NEC XON is one of just a few African organisations capable of maximising customer benefits from F5 Networks solutions since it recently gained rare certifications, which has improved opportunities for African organisations to adopt secure and optimised multi-cloud architectures.

F5 Networks solutions provide security services for public, private and hybrid cloud, as well as traditional on-premise architectures, traffic management, automation and orchestration, provided via several architectures.

NEC XON, a Gold Sponsor at the F5 Networks Forum at the Maslow on April 30, will demonstrate several use cases at the event. These will include migrating from HA Proxy to F5 LTM in the banking sector, upgrading legacy F5 applications, ASM and GSM as well as migrating from LVM to F5 LTM in the financial services sector, migrating DevOps to the public cloud in the media sector, and implementing LTM in the banking sector during their break-away session.

The company’s enhanced capabilities bolster several years of experience in migrating customers to the cloud on its own public cloud platform, Wingu.

“Multi-cloud gives organisations opportunities to avoid being locked in by vendors and any one cloud service provider. It helps reduce costs, improves performance, and there are numerous security benefits, such as distributed denial of service (DDoS) mitigation, better reliability, disaster recovery (DR) advantages, and more,” says Mark Harris, chief marketing officer at NEC XON. “The recent availability of Microsoft’s Azure and Amazon’s AWS clouds, among others, signal that this trend is in high demand in South Africa and across the continent.”

He says a majority of South African businesses initially seek to migrate elements of their IT infrastructure and operations to the cloud. A popular choice is disaster recovery (DR).

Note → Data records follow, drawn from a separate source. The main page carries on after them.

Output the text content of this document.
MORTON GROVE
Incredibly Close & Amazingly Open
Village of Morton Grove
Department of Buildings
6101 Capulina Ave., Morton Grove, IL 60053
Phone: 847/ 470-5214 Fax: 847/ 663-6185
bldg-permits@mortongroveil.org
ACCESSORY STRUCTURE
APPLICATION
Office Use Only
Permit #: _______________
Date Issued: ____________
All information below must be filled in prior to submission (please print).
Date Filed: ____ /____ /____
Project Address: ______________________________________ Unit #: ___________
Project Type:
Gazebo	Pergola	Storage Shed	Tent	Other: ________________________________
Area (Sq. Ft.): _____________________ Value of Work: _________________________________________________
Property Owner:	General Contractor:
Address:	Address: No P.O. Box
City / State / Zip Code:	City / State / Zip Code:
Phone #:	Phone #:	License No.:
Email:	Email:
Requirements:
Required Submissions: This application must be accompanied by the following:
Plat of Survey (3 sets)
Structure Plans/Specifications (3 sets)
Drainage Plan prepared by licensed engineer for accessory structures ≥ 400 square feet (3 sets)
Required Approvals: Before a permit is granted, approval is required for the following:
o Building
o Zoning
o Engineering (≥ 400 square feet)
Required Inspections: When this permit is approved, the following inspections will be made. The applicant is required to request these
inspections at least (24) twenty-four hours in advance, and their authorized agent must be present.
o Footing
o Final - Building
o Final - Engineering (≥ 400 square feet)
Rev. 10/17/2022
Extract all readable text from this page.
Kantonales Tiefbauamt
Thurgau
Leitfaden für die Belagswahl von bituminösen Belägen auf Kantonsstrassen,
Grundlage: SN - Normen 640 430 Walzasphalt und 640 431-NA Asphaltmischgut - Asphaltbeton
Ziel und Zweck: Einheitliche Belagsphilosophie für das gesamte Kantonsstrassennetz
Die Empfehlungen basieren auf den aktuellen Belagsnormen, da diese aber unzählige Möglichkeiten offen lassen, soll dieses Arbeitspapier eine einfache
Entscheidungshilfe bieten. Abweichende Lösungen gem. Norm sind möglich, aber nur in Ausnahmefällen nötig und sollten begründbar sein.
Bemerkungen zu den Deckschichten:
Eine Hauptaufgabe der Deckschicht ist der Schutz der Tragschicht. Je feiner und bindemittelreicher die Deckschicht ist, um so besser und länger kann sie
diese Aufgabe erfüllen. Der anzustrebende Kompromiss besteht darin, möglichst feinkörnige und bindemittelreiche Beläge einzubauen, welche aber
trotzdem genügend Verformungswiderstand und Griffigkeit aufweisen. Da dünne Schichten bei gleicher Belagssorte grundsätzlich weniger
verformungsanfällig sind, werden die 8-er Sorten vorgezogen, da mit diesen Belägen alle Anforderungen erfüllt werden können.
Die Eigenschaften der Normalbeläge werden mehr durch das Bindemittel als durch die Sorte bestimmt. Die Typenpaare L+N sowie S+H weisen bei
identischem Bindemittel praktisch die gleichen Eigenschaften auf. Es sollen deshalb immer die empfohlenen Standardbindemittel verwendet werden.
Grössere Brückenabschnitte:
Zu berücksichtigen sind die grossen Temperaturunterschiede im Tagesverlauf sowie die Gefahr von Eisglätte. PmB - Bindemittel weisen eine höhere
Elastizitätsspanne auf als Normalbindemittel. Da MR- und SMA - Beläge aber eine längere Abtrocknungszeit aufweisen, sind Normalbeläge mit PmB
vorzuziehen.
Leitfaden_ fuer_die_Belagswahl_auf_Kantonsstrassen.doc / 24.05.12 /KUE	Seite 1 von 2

“Ensuring that your architecture capitalises on the unique benefits F5 offers in securing these cloud environments, particularly in multi-cloud and hybrid environments, can make an enormous difference to the returns, efficiencies, and benefits businesses derive,” says Harris. “Enterprises face the same security and compliance issues in the cloud as in traditional data centres. Public cloud typically guarantees the security of the infrastructure, but application owners take responsibility for securing their applications and data.

“Consistent security for applications among multiple cloud environments, or in hybrid environments, is still a challenge for nearly half of all organisations,” he says. “F5 surveyed nearly 2 000 organisations worldwide in 2018 and 87% of them already have application-first multi-cloud architectures. Businesses in South Africa and Africa are quickly catching up with that scenario so these types of challenges are set to become more pronounced.”